The Maya calendar provides interlocking cycles of coprime periods (13, 20, 260, 365, 360), capturing multi-scale temporal patterns that standard sine/cosine encoding requires manual period selection to achieve.

## Why Maya Encoding?

**The problem:** When you feed a number like "347" to a model, it knows nothing about its structure. It has to learn from scratch that 347 is close to 350, "large" compared to 5, and divisible in certain ways.

**The solution:** The Maya vigesimal system naturally decomposes numbers into a hierarchy:
- **Vigesimal digits** (×20): coarse magnitude
- **Bars** (×5): medium grouping
- **Dots** (×1): fine residual

This is a strict information superset — the model can ignore the extra features via regularization if they're not useful, but gets multi-scale structure for free if they are.

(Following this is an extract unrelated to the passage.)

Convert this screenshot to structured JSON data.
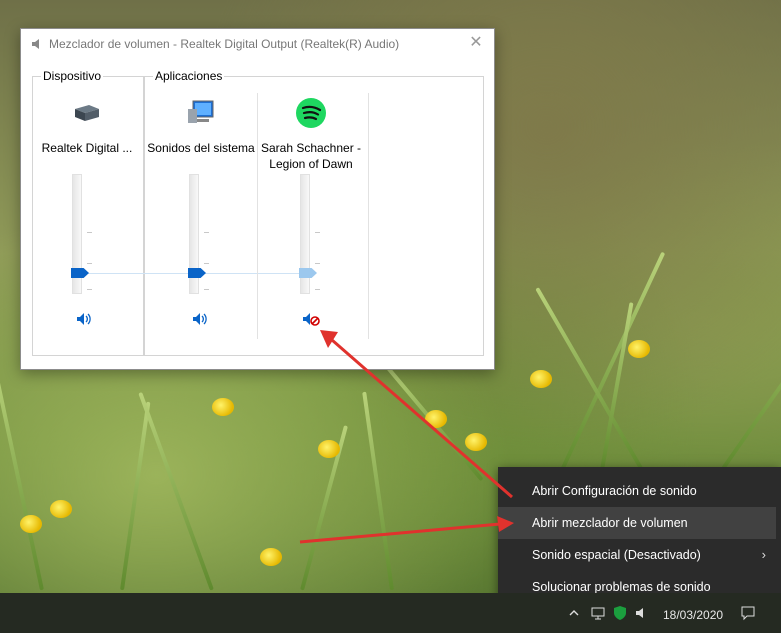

For temporal data, the Maya calendar's three interlocking cycles (Tzolk'in 260-day, Haab' 365-day, Long Count) provide coprime-period features that capture patterns standard time encodings miss.

## API Reference

### VFDEncoder

| Parameter | Default | Description |
|-----------|---------|-------------|
| `n_levels` | `'auto'` | Vigesimal levels (auto-detected from data) |
| `components` | `'full'` | `'full'`, `'lite'` (digits only), `'bars_dots'` |
| `normalize` | `True` | Normalize to [0,1] |
| `handle_negative` | `'abs_sign'` | `'abs_sign'`, `'shift'`, `'error'` |
| `handle_float` | `'scale'` | `'scale'`, `'round'`, `'integer_part'` |
| `scale_factor` | `'auto'` | Auto-detected from decimal precision |

### MayaCalendarEncoder

| Parameter | Default | Description |
|-----------|---------|-------------|
| `components` | `['tzolkin', 'haab', 'long_count']` | Calendar systems to use |
| `tzolkin_encoding` | `'separate'` | `'separate'` (2 features) or `'combined'` (1 feature) |
| `haab_encoding` | `'hierarchical'` | `'hierarchical'` (with bars/dots) or `'flat'` |
| `long_count_levels` | `3` | 1-5: kin, uinal, tun, katun, baktun |
| `cyclical` | `True` | Add sine/cosine pairs |
| `epoch` | `'gmt'` | `'gmt'` (standard), `'spinden'`, or custom JDN |
| `wayeb_flag` | `True` | Binary feature for the 5-day Wayeb' period |

## Visualization

```python
from maya_encoding.visualization.glyphs import plot_maya_number, render_maya_text

# Text rendering
print(render_maya_text(347))

# Matplotlib rendering
plot_maya_number(347)
```

## Development

```bash
git clone https://github.com/danielregalado/maya-encoding.git
cd maya-encoding
pip install -e ".[dev]"
pytest
```

Run benchmarks:
```bash
python benchmarks/run_vfd_benchmarks.py
python benchmarks/run_mce_benchmarks.py
```

## Citation

If you use maya-encoding in your research, please cite:

```bibtex
@software{regalado2026maya,
  author = {Regalado, Daniel},
  title = {maya-encoding: Maya-Inspired Numerical Encodings for Machine Learning},
  year = {2026},
  url = {https://github.com/danielregalado/maya-encoding}
}
```

## License

MIT License. See [LICENSE](LICENSE) for details.